Amsterdam Mini Mission

This past week-end, we took Steve up to Amsterdam to do a mini mission with the Elders up there. I wish he would post his feelings, suffice it to say, that he talked a good hour on the way home about his experiences. He loved it! Whew. Even the 6:30am wake-up, until the 10pm drop into bed was ok with him. "It's different to get up early and have your day to look forward to, instead of work or school." Ok, I can buy that. He was with 4 Elders in an apartment in Wormerveer, overlooking a canal. He did service, he taught, he walked and rode trains, he went door-to-door, attended church, and soaked up the REAL missionary life.
In the meantime, Dad and I had a spiritual experience of our own. We went on a tour of the home of Corrie Ten Boom in Haarlem. I thought it would be a regular tour, you know: "and this is the dining room, and this is where they slept, and this is the hiding place, etc". Actually what happened was that our group sat in the living room and the tour guide told us a nutshell version of what had happened in the home in WWII. They were a Christian family that hid Jews! The real surprise was that we discussed forgiveness, that the Lord does indeed work miracles, that in our deepest sufferings the Lord understands and supports us because he has suffered even more.
I realize when I think of that family that their spiritual level is on a completely different plane than mine. Their every thought was of God and His will.
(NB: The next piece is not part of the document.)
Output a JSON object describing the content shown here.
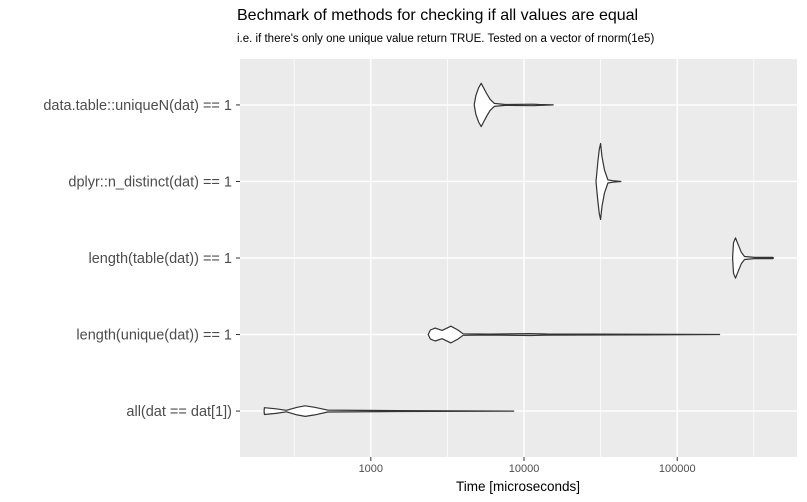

Their love of their fellow human beings was unbounded and unprejudiced.
It was a great experience.
We also took some rented Dutch bikes (they are awesome) on the ferry to the island Texel, just North of the mainland Holland. It's a bikers paradise. At least a paradise for my type of biking: flat, no cars, and beautiful scenery. Full of dunes and forests, and wildlife, and small quaint villages, and of course water!
Our drive home was very late, around midnight. We ran into a severe lightening storm. At one point, our windshield wipers lit up and blinded us. If I didn't know better I would say we had been struck with lightening. Even putting the wipers on fast speed we could barely see where the road was. And every other second we were plane-ing on the soaked and flooded roads. So the Lord protected us. He worked a miracle for us as well.
Enjoy the pictures. They will of course mean more to me than to you, but I hope you get an idea of our week-end.

3 comments:

natalie said...

Beautiful pictures. You just keep improving as a photographer.
I love the story of Corrie Ten Boom, although I have to admit that name sounds like a cartoon character to me. :)

La said...

"The Hiding Place" is one of my favorite books. I didn't realize that their was a tour of Corrie Ten Boom's home or that it even still existed. Next time I am over there I must go on that tour. What great experience.

Oh and Beautiful pictures! And Steven as a missionary. No surprise that he had a good experience and enjoyed the work. I can't believe that in a year he will be serving a "real" mission.

natalie said...

Oh I forgot to say that Steve totally looks like a missionary. Not long til that's true!